Back in the hotel room, the throuple had been busy thruppling, as the cameras panned to a whole pile of legs intertwined in the bed. They packed up for a night in Ensenada where the couple would meet Any’s family and learn more about her regular life outside of the sheets. She admitted that she hadn’t told her family the truth about the unconventional situation, telling them instead that Matt was her boyfriend and Amani was the tag along. They finally arrived at their luxurious hotel room, where the three slipped into the hot tub. It was there that Any had mentioned she and Matt had gone for a twosome while third wheel Amani was sleeping. Amani was really angry, feeling like Matt wasn’t communicating about his permitted infidelity. Any apologized, and it seemed the two were on good terms, but the tension was already mounting. My prediction is that these three don’t even make it to the end of the season.

Shawn & Doualliya:

This week Dougalliya appeared in her pink power blazer, looking relieved that she had finally been approved for her Visa. She called the Burger King for a quick Facetime, where the two expressed their excitement about her upcoming move. Shawn met up with his functional alcoholic mother who seems like a really good time. They discussed the potential family drama that would inevitably come along with Dougalliya’s arrival, especially since Shawn had failed to mention anything about the relationship to his 3 children.
Back in Brazil, Dougalliya had one last dessert with his madre (That’s Mother, Kenny, and they speak Portuguese there, but you haven’t even finished your Spanish lessons so I’m not going to teach you Portuguese). She felt sad to be leaving her family, unsure of when she’d see them again, and questioned if marrying Shawn was the right thing to do. I’m going with….No. But his house is cool.

Jessica & JuantanAmerica:

Back at the bar (Which is made of dried cow dung), Juan was still being grilled by Jessica’s friends. He finally admitted he had cheated on Jessica while on the cruise ship, which caused Megan to cry for her bestie.
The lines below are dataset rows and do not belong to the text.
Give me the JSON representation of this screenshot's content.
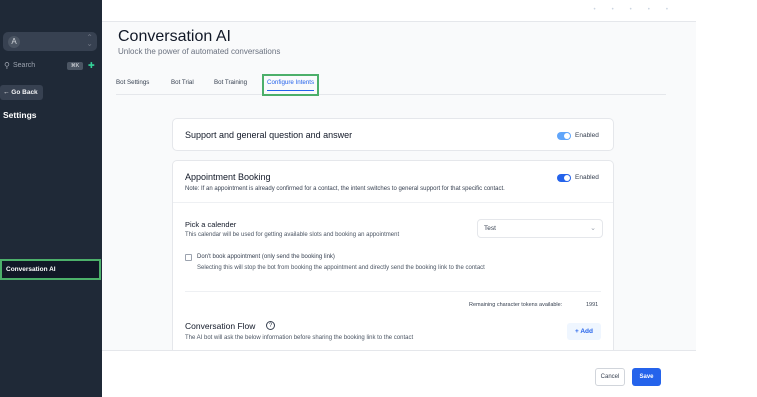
{
  "sidebar": {
    "account_initial": "A",
    "switcher_icon": "chevron-updown-icon",
    "search": {
      "placeholder": "Search",
      "shortcut": "⌘K"
    },
    "go_back": "← Go Back",
    "section_title": "Settings",
    "active_item": "Conversation AI"
  },
  "header": {
    "title": "Conversation AI",
    "subtitle": "Unlock the power of automated conversations"
  },
  "tabs": [
    "Bot Settings",
    "Bot Trial",
    "Bot Training",
    "Configure Intents"
  ],
  "active_tab": "Configure Intents",
  "intents": {
    "support": {
      "title": "Support and general question and answer",
      "status": "Enabled"
    },
    "appointment": {
      "title": "Appointment Booking",
      "status": "Enabled",
      "note": "Note: If an appointment is already confirmed for a contact, the intent switches to general support for that specific contact.",
      "calendar_label": "Pick a calender",
      "calendar_help": "This calendar will be used for getting available slots and booking an appointment",
      "calendar_value": "Test",
      "dont_book_label": "Don't book appointment (only send the booking link)",
      "dont_book_help": "Selecting this will stop the bot from booking the appointment and directly send the booking link to the contact",
      "remaining_tokens_label": "Remaining character tokens available:",
      "remaining_tokens_value": "1991",
      "flow_title": "Conversation Flow",
      "flow_help": "The AI bot will ask the below information before sharing the booking link to the contact",
      "add_label": "+ Add"
    }
  },
  "footer": {
    "cancel": "Cancel",
    "save": "Save"
  },
  "colors": {
    "accent": "#2563eb",
    "sidebar": "#1f2937",
    "highlight": "#4caf6a"
  }
}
Jessica admitted that she was aware of Juan’s ship to shore fling, and wrote it off, since she was emotionally having an affair at that time as well. Megan accidentally revealed that the man Jess had been talking to was an ex boyfriend (Who I’m assuming was named “Trevor”, or “Clayton”, or maybe “Gunnar”), which seemed to be news to Juan.
They left the bar with Jessica in the dog house, as she had previously left out the fact that the “emotional fling” was with someone from her past. They went back to the doorless domicile where she was hoping he would “Live, Laugh, and Love” as the sign suggested, but instead it was looking more like a “Sulk, Complain, Ignore” kind of night (That sign is hanging in the laundry room).